Zo aan de voet van de stuwwal, van de Lunterse Goudsberg, sluit het mooi aan bij het verhaal van ‘het Middelpunt van Nederland’, waar ook de in de nabije omgeving gelegen “Celtic Fields” bijvoorbeeld deel van uitmaken. Ook agrarische relicten.

Op de ingekleurde afbeelding uit de kadastrale minuut kunnen we goed zien hoe, rond een kruispunt van wegen, een drietal kampontginningen waren ontstaan. Centraal zie we een grotere ruimte, brink. Meu-Lunteren was een buurschap, en rond die brink had gemakkelijk een dorp kunnen ontstaan.

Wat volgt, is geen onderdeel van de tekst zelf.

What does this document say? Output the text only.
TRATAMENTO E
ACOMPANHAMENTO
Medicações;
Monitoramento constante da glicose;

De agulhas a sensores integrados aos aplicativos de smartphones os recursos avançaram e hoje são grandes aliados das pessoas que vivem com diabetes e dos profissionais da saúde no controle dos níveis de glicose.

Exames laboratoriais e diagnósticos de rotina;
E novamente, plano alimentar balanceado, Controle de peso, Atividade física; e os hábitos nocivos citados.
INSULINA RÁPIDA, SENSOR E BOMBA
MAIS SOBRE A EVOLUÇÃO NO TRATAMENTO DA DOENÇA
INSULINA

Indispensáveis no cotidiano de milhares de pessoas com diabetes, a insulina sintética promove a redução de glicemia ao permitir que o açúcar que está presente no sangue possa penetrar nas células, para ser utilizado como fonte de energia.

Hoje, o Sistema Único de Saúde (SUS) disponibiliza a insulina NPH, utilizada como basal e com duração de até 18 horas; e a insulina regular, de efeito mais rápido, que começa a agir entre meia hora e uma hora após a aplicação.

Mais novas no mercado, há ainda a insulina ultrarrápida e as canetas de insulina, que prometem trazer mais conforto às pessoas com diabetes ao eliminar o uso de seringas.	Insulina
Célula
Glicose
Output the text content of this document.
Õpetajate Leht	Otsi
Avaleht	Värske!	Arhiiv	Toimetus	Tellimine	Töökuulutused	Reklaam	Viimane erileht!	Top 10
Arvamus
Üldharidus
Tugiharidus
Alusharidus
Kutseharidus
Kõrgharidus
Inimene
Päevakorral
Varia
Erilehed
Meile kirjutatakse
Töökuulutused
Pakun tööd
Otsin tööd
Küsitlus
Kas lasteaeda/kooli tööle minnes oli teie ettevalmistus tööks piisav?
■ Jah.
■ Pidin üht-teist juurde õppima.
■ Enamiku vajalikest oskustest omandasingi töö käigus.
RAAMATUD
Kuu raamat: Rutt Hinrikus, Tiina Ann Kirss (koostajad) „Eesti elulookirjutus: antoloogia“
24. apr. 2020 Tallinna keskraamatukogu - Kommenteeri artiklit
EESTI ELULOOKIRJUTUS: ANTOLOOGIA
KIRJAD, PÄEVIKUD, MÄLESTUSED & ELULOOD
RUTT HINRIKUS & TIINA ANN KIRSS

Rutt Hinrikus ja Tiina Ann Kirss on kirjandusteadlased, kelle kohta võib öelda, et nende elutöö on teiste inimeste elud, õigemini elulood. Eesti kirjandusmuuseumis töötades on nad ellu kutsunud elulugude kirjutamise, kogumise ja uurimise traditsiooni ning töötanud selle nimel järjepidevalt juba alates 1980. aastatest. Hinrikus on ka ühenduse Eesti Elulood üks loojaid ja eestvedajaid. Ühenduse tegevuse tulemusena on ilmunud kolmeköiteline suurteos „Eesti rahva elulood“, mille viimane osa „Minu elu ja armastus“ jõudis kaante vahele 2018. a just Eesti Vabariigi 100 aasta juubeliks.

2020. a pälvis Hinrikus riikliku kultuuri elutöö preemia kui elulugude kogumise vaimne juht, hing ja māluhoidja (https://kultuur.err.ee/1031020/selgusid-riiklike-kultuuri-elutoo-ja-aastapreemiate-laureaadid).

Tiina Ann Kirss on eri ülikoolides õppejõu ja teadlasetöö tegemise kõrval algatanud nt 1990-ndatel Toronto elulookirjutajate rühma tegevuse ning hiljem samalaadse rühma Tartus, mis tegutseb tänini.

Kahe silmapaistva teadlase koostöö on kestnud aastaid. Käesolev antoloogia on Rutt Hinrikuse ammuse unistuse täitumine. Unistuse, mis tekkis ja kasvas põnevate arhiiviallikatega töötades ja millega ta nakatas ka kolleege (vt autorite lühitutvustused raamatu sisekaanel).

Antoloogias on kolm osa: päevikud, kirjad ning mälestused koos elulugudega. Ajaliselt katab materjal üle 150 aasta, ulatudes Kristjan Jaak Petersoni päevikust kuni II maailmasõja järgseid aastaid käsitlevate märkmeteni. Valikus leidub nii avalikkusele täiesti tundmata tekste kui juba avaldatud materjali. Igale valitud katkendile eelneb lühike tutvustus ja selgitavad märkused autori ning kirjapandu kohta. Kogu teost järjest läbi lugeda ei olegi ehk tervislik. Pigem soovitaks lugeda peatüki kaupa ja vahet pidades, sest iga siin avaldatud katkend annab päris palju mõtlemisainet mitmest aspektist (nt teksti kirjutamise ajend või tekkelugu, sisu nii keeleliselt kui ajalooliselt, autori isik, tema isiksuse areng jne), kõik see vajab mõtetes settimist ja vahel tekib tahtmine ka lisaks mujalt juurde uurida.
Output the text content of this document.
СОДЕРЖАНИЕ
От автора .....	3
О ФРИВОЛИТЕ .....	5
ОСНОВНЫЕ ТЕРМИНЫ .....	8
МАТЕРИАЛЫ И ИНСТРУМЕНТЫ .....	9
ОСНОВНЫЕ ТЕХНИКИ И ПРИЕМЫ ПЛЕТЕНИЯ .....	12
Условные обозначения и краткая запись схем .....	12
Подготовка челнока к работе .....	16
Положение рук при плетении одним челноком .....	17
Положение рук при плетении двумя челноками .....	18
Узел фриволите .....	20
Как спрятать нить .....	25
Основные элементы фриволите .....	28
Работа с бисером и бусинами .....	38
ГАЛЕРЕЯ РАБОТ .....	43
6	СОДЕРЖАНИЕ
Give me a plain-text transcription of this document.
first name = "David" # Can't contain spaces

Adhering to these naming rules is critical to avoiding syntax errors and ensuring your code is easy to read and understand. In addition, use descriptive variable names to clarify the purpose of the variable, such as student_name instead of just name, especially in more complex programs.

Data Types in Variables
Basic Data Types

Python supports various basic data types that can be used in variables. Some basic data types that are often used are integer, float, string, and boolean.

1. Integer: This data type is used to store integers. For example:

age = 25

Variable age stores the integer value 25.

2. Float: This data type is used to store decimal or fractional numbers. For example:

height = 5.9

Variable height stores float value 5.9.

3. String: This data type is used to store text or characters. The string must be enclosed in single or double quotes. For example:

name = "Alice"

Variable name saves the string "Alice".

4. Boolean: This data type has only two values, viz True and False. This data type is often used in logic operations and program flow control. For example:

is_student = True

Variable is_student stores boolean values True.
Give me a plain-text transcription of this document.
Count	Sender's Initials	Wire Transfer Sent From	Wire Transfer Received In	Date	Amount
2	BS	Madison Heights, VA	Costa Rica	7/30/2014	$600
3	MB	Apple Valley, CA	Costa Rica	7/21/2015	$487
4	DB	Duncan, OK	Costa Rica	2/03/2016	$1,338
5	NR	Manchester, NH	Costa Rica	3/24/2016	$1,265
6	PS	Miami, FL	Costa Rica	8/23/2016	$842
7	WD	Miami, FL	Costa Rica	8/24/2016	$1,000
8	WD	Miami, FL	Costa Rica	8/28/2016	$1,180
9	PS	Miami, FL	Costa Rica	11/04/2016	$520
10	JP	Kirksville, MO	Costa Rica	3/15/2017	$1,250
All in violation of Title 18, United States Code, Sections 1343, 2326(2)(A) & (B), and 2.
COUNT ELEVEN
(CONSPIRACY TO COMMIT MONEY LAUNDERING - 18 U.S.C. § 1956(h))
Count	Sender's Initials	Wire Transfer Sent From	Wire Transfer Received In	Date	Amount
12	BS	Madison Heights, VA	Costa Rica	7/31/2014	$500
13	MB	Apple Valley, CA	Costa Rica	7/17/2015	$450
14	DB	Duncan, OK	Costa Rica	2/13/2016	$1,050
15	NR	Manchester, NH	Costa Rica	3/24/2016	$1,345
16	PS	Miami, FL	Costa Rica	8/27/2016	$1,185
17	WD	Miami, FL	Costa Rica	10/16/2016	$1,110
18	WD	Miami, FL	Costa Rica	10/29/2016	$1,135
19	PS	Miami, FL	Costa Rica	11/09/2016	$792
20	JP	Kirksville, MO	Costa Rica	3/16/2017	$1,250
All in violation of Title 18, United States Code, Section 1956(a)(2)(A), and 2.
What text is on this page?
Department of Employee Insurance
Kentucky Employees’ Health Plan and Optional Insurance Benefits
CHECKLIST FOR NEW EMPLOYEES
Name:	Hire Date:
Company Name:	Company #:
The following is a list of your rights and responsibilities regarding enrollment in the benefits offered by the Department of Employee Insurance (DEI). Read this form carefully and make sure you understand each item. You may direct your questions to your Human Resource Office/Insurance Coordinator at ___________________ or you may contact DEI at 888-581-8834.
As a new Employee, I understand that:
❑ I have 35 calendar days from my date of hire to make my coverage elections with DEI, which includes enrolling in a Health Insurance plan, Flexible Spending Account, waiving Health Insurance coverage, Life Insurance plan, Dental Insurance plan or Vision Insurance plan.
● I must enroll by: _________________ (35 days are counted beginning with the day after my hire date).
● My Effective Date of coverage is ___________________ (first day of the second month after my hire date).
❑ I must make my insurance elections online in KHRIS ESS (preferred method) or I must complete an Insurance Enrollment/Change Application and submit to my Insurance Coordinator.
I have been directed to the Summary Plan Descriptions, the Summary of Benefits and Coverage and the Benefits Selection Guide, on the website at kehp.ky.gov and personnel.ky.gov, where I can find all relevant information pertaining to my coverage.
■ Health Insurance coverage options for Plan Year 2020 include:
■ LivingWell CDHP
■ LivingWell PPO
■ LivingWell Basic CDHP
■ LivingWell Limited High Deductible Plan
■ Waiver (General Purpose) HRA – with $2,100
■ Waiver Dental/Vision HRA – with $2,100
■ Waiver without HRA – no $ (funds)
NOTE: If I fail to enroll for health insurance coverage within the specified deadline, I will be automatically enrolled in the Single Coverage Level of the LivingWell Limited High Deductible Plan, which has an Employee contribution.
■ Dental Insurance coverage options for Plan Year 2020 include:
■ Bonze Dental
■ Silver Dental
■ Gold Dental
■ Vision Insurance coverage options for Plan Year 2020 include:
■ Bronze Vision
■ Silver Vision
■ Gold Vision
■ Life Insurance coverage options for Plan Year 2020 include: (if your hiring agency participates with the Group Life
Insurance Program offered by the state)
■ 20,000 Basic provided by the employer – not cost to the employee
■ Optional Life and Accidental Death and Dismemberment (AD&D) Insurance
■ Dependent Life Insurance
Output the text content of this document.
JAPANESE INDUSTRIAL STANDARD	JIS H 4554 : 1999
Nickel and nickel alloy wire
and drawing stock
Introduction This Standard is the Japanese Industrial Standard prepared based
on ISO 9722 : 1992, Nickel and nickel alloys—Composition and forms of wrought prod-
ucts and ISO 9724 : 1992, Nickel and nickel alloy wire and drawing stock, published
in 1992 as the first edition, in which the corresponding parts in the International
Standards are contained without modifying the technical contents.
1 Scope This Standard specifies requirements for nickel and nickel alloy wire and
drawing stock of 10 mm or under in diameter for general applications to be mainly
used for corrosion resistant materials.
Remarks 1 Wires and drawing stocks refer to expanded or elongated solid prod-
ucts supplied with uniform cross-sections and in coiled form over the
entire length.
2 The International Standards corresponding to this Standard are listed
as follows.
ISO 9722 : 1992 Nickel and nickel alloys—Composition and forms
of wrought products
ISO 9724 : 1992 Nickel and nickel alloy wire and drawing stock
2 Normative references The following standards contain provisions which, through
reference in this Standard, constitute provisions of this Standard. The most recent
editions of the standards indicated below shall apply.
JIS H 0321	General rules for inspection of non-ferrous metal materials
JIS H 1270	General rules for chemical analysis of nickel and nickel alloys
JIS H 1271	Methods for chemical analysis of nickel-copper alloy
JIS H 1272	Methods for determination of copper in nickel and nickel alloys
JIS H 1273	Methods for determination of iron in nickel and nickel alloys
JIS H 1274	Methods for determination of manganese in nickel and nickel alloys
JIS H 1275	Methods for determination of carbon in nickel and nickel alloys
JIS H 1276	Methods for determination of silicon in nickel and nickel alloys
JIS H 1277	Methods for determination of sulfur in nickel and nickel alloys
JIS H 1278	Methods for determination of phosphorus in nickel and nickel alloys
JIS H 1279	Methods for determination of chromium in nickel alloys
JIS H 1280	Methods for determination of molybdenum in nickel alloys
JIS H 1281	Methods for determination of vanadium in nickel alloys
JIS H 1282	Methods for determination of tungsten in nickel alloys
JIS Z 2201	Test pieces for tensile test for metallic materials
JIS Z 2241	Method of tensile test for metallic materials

Maar meer westwaarts was een kapel, een kerk gebouwd. En ontstond het buurschap Kapel-Lunteren. Die kerk zou de kern vormen waaromheen het dorp Lunteren zich zou vormen. En Meu-Lunteren bleef wat het in feite nog steeds is: een aantal agrarische bedrijven ingebed in bouwland en weilanden, aan de voet van de stuwwal.

Wie het gebied bezoekt wordt, ondanks de zo hier en daar ontstane misplaatste en uit de toon vallende “witschimmel-bouwsels”, getroffen door de schoonheid van het geheel. Een landschappelijke parel in de gemeente Ede.